On writing

The wonderful Kate Bowles wrote a blog post last week that has had that marvellous ripple effect both twitter and blogs (see here and here).  Kate express so many of the frustrations around writing that many academics face. Academics have to write all the time, but what we have to write, is often not what we want to write.  This is particularly true the further up “the chain” you get.  The post is also a writing call to arms where Kate openly shares her plans to reinvigorate her writing over her next academic semester.

I’ve been trying to write a response to Kate’s post and the responses it generated, for about a week now. As so often, life, the rain, and a myriad of other excuses meant that it hasn’t happened until today. That time delay has made me reflect a bit more on my own writing process. So this post is going to be quite different to the post I had in my head last week. The pithy little phrases that were running around my head have now disappeared. What follows is about my writing process, where and how I get and loose my motivations to write.
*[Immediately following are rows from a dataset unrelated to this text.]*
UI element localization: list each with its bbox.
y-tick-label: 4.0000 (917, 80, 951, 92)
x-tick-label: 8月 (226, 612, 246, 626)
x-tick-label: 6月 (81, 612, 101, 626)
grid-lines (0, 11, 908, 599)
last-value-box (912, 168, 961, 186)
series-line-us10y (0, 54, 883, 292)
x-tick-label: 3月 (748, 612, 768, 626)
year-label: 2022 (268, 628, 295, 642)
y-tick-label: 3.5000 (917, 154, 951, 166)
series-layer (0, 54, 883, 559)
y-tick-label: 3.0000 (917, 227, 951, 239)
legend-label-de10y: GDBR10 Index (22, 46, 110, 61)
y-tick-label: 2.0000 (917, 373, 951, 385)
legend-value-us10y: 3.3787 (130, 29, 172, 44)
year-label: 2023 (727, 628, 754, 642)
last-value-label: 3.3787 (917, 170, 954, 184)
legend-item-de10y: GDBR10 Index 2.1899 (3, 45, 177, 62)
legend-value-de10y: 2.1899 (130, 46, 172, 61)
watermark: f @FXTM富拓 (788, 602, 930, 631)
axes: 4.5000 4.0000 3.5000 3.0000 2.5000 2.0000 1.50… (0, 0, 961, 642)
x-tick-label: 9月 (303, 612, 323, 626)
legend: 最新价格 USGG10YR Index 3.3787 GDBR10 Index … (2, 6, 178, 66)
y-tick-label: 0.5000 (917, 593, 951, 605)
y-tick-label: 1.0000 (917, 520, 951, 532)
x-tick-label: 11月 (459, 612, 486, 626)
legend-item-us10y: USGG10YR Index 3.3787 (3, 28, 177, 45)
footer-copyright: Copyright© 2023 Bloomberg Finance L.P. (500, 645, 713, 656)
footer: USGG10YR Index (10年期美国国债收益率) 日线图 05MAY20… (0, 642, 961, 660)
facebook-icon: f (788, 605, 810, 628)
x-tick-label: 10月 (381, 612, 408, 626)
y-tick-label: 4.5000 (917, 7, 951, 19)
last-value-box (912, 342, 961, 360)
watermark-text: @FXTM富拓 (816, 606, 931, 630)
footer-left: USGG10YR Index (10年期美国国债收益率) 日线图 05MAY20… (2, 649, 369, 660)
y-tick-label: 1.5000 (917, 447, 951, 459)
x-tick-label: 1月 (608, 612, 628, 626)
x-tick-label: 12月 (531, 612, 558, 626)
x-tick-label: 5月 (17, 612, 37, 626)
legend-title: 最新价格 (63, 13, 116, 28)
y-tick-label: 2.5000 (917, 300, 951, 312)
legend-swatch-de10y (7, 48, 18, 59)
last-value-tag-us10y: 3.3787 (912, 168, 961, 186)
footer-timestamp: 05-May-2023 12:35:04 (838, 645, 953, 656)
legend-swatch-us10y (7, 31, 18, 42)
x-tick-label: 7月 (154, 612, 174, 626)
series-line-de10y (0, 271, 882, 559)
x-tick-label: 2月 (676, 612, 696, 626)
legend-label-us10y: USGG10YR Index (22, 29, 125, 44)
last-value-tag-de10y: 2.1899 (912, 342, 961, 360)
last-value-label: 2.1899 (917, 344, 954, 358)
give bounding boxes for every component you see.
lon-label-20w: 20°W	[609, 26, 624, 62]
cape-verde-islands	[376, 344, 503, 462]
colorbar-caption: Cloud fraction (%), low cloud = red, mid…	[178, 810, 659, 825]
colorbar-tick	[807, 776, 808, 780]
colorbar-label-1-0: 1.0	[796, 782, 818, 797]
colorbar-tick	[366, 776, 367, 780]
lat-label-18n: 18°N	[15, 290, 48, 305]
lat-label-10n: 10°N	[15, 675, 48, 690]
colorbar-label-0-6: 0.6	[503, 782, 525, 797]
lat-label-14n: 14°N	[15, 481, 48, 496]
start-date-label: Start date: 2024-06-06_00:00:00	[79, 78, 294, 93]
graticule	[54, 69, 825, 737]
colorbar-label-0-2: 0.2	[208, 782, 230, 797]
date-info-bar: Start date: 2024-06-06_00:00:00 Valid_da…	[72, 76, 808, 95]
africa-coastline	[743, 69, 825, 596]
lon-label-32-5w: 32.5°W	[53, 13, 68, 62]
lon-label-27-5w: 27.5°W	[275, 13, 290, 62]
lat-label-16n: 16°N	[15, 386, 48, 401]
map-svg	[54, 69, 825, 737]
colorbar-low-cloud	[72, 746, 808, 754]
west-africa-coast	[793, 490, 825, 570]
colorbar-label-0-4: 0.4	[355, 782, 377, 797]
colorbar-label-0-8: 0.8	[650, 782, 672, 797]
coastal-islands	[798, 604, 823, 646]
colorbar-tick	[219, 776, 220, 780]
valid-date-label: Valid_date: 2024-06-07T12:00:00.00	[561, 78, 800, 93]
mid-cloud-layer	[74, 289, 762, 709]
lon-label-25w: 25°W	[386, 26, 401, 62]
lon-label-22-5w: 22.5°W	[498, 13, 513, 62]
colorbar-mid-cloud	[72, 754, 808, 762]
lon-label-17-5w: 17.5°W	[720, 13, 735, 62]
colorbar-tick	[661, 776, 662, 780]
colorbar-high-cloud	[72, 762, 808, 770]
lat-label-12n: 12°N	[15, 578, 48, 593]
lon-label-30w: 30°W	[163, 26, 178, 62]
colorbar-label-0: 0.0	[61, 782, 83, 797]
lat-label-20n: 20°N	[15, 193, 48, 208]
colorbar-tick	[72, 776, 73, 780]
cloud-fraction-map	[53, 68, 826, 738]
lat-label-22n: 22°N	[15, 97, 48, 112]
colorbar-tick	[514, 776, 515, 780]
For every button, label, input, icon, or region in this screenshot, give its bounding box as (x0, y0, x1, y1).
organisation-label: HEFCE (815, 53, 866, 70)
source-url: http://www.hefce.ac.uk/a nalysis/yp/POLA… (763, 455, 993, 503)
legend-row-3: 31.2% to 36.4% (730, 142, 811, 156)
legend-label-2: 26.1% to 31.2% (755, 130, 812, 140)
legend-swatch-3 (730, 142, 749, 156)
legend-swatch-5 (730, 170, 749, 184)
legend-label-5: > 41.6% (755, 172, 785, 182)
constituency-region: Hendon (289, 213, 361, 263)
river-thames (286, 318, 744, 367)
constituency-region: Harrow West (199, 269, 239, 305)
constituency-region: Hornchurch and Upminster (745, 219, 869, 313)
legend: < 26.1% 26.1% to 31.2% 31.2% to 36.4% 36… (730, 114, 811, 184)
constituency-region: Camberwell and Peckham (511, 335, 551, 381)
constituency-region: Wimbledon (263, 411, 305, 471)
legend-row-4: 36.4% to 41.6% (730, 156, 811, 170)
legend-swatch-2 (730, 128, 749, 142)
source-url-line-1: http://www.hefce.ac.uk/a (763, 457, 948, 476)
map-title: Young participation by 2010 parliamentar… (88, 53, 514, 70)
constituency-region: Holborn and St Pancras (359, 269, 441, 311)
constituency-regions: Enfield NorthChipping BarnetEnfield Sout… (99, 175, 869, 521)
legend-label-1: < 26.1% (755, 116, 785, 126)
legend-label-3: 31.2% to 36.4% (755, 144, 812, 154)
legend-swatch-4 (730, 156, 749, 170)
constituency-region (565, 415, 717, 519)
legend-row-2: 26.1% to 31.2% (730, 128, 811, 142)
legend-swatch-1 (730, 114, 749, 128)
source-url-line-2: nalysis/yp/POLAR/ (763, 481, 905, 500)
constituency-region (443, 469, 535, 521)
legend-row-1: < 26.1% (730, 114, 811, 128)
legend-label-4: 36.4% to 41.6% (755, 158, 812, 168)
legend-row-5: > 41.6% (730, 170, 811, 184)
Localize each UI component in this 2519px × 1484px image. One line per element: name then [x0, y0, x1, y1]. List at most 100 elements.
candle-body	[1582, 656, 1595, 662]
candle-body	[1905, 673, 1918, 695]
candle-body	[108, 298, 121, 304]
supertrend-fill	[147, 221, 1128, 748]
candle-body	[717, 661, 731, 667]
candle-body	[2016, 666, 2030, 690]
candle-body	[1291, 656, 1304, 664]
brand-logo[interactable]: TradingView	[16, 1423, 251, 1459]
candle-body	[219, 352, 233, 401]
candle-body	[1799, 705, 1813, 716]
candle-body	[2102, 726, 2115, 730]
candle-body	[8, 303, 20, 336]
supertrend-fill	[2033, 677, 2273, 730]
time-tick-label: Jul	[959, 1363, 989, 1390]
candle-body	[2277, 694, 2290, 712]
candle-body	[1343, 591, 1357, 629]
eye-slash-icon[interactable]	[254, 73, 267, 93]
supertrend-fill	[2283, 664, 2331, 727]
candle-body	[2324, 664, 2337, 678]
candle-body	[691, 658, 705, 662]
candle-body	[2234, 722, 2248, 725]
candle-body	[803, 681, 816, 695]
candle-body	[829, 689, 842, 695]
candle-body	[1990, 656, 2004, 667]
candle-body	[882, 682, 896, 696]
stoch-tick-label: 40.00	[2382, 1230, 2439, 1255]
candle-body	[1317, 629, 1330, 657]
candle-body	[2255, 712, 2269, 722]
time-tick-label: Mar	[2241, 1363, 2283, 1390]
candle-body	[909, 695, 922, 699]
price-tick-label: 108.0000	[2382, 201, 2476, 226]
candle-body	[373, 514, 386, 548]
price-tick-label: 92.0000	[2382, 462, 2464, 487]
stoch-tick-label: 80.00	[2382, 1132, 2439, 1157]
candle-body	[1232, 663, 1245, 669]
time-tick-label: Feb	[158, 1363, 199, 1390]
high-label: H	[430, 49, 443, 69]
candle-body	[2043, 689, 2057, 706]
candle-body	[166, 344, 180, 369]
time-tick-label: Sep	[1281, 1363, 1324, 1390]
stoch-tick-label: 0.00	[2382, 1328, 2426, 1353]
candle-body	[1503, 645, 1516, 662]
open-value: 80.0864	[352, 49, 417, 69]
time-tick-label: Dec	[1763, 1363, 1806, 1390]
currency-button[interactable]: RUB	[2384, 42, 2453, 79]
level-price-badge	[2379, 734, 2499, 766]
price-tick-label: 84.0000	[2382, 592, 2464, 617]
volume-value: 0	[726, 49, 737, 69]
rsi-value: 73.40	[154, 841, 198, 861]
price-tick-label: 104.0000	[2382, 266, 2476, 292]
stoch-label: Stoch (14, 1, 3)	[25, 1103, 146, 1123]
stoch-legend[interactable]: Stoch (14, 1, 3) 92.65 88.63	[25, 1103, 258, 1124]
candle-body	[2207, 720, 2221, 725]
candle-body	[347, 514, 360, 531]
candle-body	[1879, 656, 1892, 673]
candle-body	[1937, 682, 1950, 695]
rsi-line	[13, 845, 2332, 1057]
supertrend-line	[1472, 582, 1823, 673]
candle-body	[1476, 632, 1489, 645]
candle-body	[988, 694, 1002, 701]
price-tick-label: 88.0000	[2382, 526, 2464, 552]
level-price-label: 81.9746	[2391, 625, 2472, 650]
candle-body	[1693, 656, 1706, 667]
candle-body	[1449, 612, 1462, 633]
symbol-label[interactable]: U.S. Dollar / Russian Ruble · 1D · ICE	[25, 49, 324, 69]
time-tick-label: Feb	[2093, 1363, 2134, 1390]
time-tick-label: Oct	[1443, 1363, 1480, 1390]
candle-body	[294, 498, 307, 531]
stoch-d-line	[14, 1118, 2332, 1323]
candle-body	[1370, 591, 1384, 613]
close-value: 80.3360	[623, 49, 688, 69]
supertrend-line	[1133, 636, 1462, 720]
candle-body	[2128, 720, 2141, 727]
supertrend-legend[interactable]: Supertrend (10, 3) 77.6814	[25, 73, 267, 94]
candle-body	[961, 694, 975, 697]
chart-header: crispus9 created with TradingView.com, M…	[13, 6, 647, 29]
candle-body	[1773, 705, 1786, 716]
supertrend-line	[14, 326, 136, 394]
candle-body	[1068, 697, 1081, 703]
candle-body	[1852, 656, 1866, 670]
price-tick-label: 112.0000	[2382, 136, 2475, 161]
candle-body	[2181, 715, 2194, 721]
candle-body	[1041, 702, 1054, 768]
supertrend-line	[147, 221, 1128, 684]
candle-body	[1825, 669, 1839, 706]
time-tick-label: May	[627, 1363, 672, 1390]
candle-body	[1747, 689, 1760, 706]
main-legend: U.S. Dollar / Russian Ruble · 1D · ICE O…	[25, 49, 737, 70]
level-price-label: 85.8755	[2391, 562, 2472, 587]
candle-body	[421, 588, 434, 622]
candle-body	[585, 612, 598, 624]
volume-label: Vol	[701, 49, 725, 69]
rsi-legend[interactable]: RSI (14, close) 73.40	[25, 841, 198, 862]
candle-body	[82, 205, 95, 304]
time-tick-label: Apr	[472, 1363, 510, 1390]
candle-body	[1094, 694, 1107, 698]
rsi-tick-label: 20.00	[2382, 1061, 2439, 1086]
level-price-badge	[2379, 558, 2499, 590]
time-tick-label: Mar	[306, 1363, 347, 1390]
Up until a few months ago, when I was in full time employment, I had to carve out my writing time. I didn’t have a budget line for writing as Maren alludes to. In fact writing my blog during official office hours was probably my own little bit of rebellion in that I knew it was a really important part of my own CPD even if it wasn’t formally recognised. And when I say “my writing” I mean the writing I wanted to do – primarily my blog and most of last year a book. I was doing a lot of other writing, but it was mainly the kind to bullshit writing Kate described in her post.

I have no illusions about my writing. I’m not a great writer by any stretch of the imagination. Unlike Martin, I’ve never had literary ambitions, but over the past 14 years I have been writing consistently on my blog. The freedom of writing in a blog has given me has, on reflection, not only made me a better writer but it has been an integral and central part of my evolving sense of agency.  

I don’t really like formal academic writing, I can do it, but I find it quite stressful and so not that enjoyable. It’s a different kind of “have to write” from writing bs strategy documents, with its own set of values and recognition. Blogging gives me a sense of freedom from those stresses.  

One of the great things about blogging is its immediacy. Sometimes the urgency to write something is just  there and something just needs to get out. With a blog you can do that. No need to use a formal academic writing style, no waiting for reviewers comments, no waiting for editorial decisions you just write and hit publish.

Over the past couple of years I have struggled to write when the world seems to hitting new levels of craziness everyday.  I felt I was loosing that sense of urgency, that sense of having anything of value to say. Weekly posts became bi-weekly sometimes monthly, the list of draft posts became longer.

But the craving (habits take a long time to die) was , and still is there. That feeling of needing to write, to sort out my thoughts, to maybe get a comment from someone like Kate (who always sees more in my writing that I can) was always at the back of my mind. 

Now I’m working part time, I don’t have the stresses of institutionally focused writing – hurrah. But I do still relate to the need to use certain language. I still have to write reports, proposals etc so I need to “talk the business talk”.  But that is more balanced now as  I am making more time to express myself in different ways. 

My blog is still  a really important part of my professional identity, so I want to keep the writing habit going.  My notions of work time are changing, my practice is changing. I am one step removed from everyday institutional practice, from the all consuming institutional ‘have to write” scenarios.  In one way that should, and does make writing slightly easier. On the other hand my sense of focus is different so I am having to adapt to that.  But that’s part of the joy of writing, finding a way to do just that.  

As any writer knows, the biggest part of writing is actually reading. Reading what others are doing, what, why and how they are sharing is invaluable.

As Kate’s original post and her recent post this week, showed, reading other peoples writing can so often provide that sense of personal urgency (and agency) to write something yourself.  In these troubled times, I hold dear the acts of kindness other peoples writing provide. Pieces like this article on a pedagogy of kindness by Catherine Denial which I spotted last week.

Sharing these written acts of kindness, commenting if you can (also one way to do a little bit of writing) really does help to keep us all a little bit saner in this crazy, crazy world.